Oxygen-based bleach (often sold as “color-safe bleach”) is the gentlest chemical option. It’s safe for most colored and delicate fabrics and provides genuine antimicrobial activity. One study found that a 3% hydrogen peroxide solution added during the main wash achieved disinfection-level results at just 86°F, though the wash needed to run for at least 43 minutes. If you’re using oxygen-based products, add them to the main wash cycle rather than a pre-soak or rinse for maximum effect.

Detergent choice also matters at low temperatures. Powder detergents containing bleaching agents performed dramatically better than liquid or gel detergents without bleach. At 86°F with a premium bleach-containing detergent, researchers achieved an 8-log reduction in bacteria (essentially complete elimination). The same temperature with a bleach-free liquid detergent produced far less germ reduction.

Sunlight as a Natural Disinfectant

Line drying in direct sunlight provides real, measurable disinfection, particularly against fungi. A study tested socks contaminated with the fungus that causes athlete’s foot. Socks left in direct sun for three consecutive days showed a significantly higher rate of negative fungal cultures compared to identical socks kept indoors. The effect increased with each day of exposure.

Sunlight won’t replace hot water or bleach for heavily contaminated items, but for everyday laundry, outdoor drying adds a layer of disinfection that indoor drying doesn’t. UV light damages microbial DNA on fabric surfaces, and the drying effect itself removes the moisture that germs need to survive.

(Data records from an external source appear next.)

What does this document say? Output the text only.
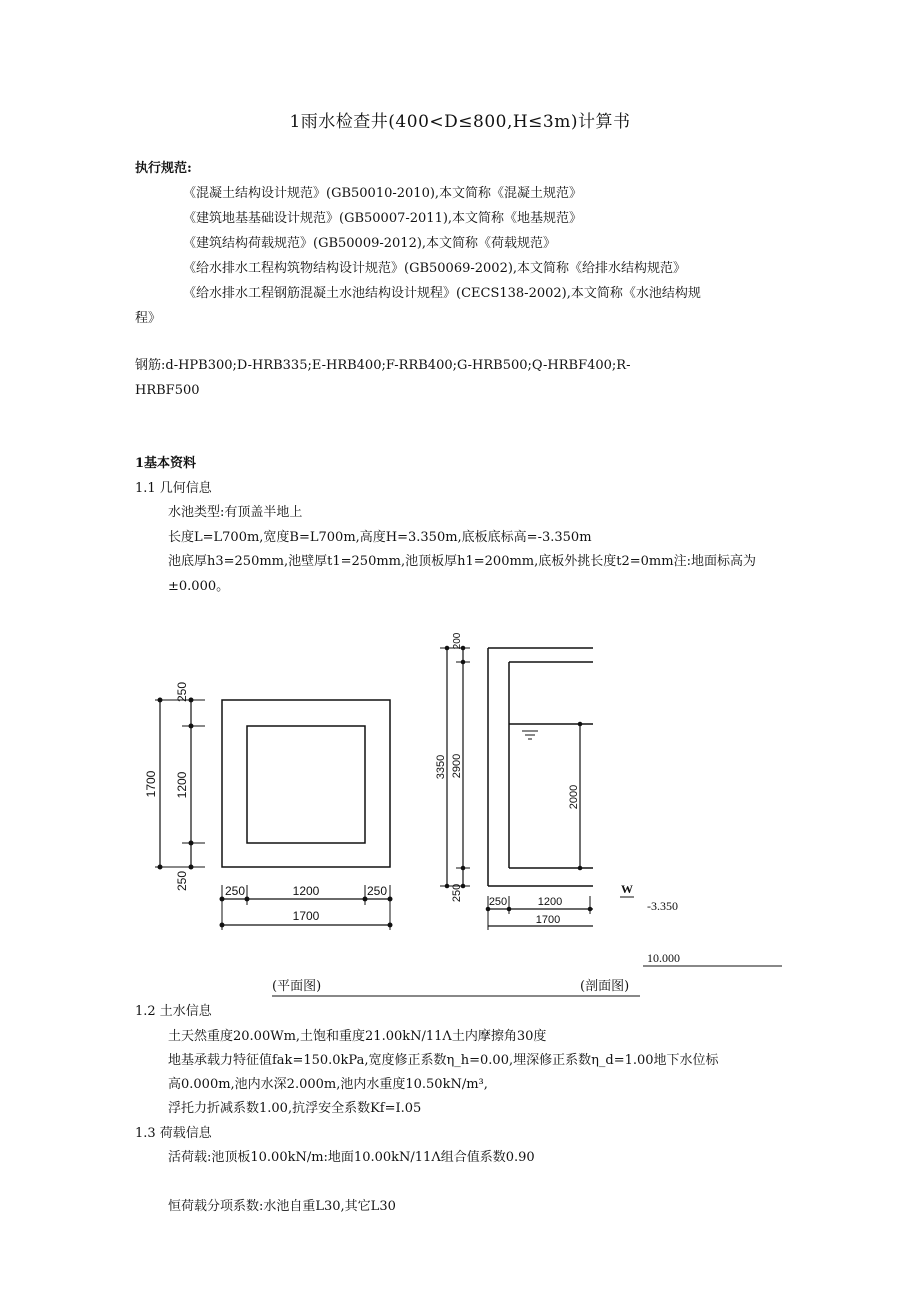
1雨水检查井(400<D≤800,H≤3m)计算书
执行规范:
《混凝土结构设计规范》(GB50010-2010),本文简称《混凝土规范》
《建筑地基基础设计规范》(GB50007-2011),本文简称《地基规范》
《建筑结构荷载规范》(GB50009-2012),本文简称《荷载规范》
《给水排水工程构筑物结构设计规范》(GB50069-2002),本文简称《给排水结构规范》
《给水排水工程钢筋混凝土水池结构设计规程》(CECS138-2002),本文简称《水池结构规
程》
钢筋:d-HPB300;D-HRB335;E-HRB400;F-RRB400;G-HRB500;Q-HRBF400;R-
HRBF500
1基本资料
1.1 几何信息
水池类型:有顶盖半地上
长度L=L700m,宽度B=L700m,高度H=3.350m,底板底标高=-3.350m
池底厚h3=250mm,池壁厚t1=250mm,池顶板厚h1=200mm,底板外挑长度t2=0mm注:地面标高为
±0.000。
250
1200
250
1700
250	1200	250
1700
200
2900
250
3350
2000
250	1200
1700
W
-3.350
10.000
(平面图)	(剖面图)
1.2 土水信息
土天然重度20.00Wm,土饱和重度21.00kN/11Λ土内摩擦角30度
地基承载力特征值fak=150.0kPa,宽度修正系数η_h=0.00,埋深修正系数η_d=1.00地下水位标
高0.000m,池内水深2.000m,池内水重度10.50kN/m³,
浮托力折减系数1.00,抗浮安全系数Kf=I.05
1.3 荷载信息
活荷载:池顶板10.00kN/m:地面10.00kN/11Λ组合值系数0.90
恒荷载分项系数:水池自重L30,其它L30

Keeping Your Washing Machine Clean

A dirty washing machine recontaminates your laundry. Bacteria form biofilms (sticky colonies that resist removal) in several predictable spots: the rubber door seal on front-loaders, the detergent drawer, the pump filter, and the drum itself. The rubber door gasket is the worst offender because it traps standing water after every cycle, creating a permanent moist environment where microorganisms thrive.

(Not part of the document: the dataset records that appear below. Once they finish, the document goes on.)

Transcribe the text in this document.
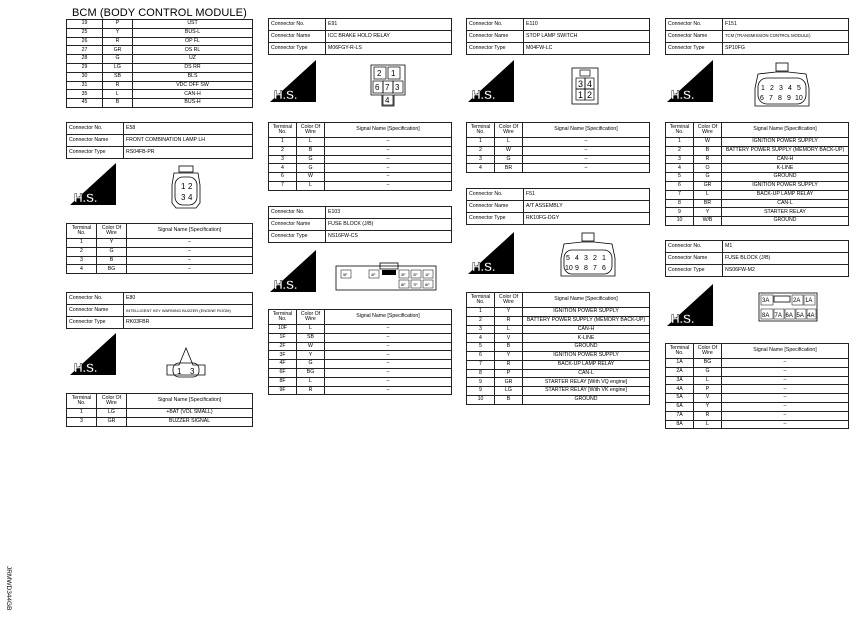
BCM (BODY CONTROL MODULE)
19	P	UST
25	Y	BUS-L
26	R	OP FL
27	GR	OS RL
28	G	UZ
29	LG	DS RR
30	SB	BLS
31	R	VDC OFF SW
35	L	CAN-H
45	B	BUS-H
Connector No.	E58
Connector Name	FRONT COMBINATION LAMP LH
Connector Type	RS04FB-PR
H.S.
1 2
3 4
Terminal No.	Color Of Wire	Signal Name [Specification]
1	Y	–
2	G	–
3	B	–
4	BG	–
Connector No.	E80
Connector Name	INTELLIGENT KEY WARNING BUZZER (ENGINE ROOM)
Connector Type	RK03FBR
H.S.	1 3
Terminal No.	Color Of Wire	Signal Name [Specification]
1	LG	+BAT (VOL SMALL)
3	GR	BUZZER SIGNAL
Connector No.	E91
Connector Name	ICC BRAKE HOLD RELAY
Connector Type	M06FGY-R-LS
H.S.
2 1
6 7 3
4
Terminal No.	Color Of Wire	Signal Name [Specification]
1	L	–
2	B	–
3	G	–
4	G	–
6	W	–
7	L	–
Connector No.	E103
Connector Name	FUSE BLOCK (J/B)
Connector Type	NS16FW-CS
H.S.
5F	4F	3F 2F 1F
8F 7F 6F
Terminal No.	Color Of Wire	Signal Name [Specification]
10F	L	–
1F	SB	–
2F	W	–
3F	Y	–
4F	G	–
6F	BG	–
8F	L	–
9F	R	–
Connector No.	E110
Connector Name	STOP LAMP SWITCH
Connector Type	M04FW-LC
H.S.
3 4
1 2
Terminal No.	Color Of Wire	Signal Name [Specification]
1	L	–
2	W	–
3	G	–
4	BR	–
Connector No.	F51
Connector Name	A/T ASSEMBLY
Connector Type	RK10FG-DGY
H.S.
5 4 3 2 1
10 9 8 7 6
Terminal No.	Color Of Wire	Signal Name [Specification]
1	Y	IGNITION POWER SUPPLY
2	R	BATTERY POWER SUPPLY (MEMORY BACK-UP)
3	L	CAN-H
4	V	K-LINE
5	B	GROUND
6	Y	IGNITION POWER SUPPLY
7	R	BACK-UP LAMP RELAY
8	P	CAN-L
9	GR	STARTER RELAY [With VQ engine]
9	LG	STARTER RELAY [With VK engine]
10	B	GROUND
Connector No.	F151
Connector Name	TCM (TRANSMISSION CONTROL MODULE)
Connector Type	SP10FG
H.S.	1 2 3 4 5
6 7 8 9 10
Terminal No.	Color Of Wire	Signal Name [Specification]
1	W	IGNITION POWER SUPPLY
2	B	BATTERY POWER SUPPLY (MEMORY BACK-UP)
3	R	CAN-H
4	O	K-LINE
5	G	GROUND
6	GR	IGNITION POWER SUPPLY
7	L	BACK-UP LAMP RELAY
8	BR	CAN-L
9	Y	STARTER RELAY
10	W/B	GROUND
Connector No.	M1
Connector Name	FUSE BLOCK (J/B)
Connector Type	NS06FW-M2
H.S.
3A	2A 1A
8A 7A 6A 5A 4A
Terminal No.	Color Of Wire	Signal Name [Specification]
1A	BG	–
2A	G	–
3A	L	–
4A	P	–
5A	V	–
6A	Y	–
7A	R	–
8A	L	–
JRMWD344GB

To keep biofilm from building up:

  • Run an empty hot cycle at least monthly using bleach or a washing machine cleaner. Temperatures above 140°F help break down biofilm colonies.
  • Wipe the door seal dry after each load, especially on front-loading machines. Pull back the rubber folds and remove any trapped water or debris.
  • Leave the door and detergent drawer open between loads so air circulates and surfaces dry out.
  • Use the right detergent type. Liquid and gel detergents without bleaching agents leave behind more residue that feeds microbial growth compared to powder detergents with bleach.

Putting It All Together

For whites, towels, underwear, and bedding, the gold standard is a 140°F wash with bleach-based detergent, followed by a full high-heat dryer cycle. For colored everyday laundry, a warm wash with oxygen-based bleach and high-heat drying handles most household germs effectively. For delicates that can’t tolerate heat, a quaternary ammonium laundry sanitizer or oxygen-based bleach in a longer cold-water cycle is your best bet.

Items from someone who is sick, towels and socks from fungal infections, and anything visibly soiled with bodily fluids should always be washed separately from your regular laundry. Handle them carefully, wash your hands afterward, and default to the hottest water and longest cycle the fabric can tolerate.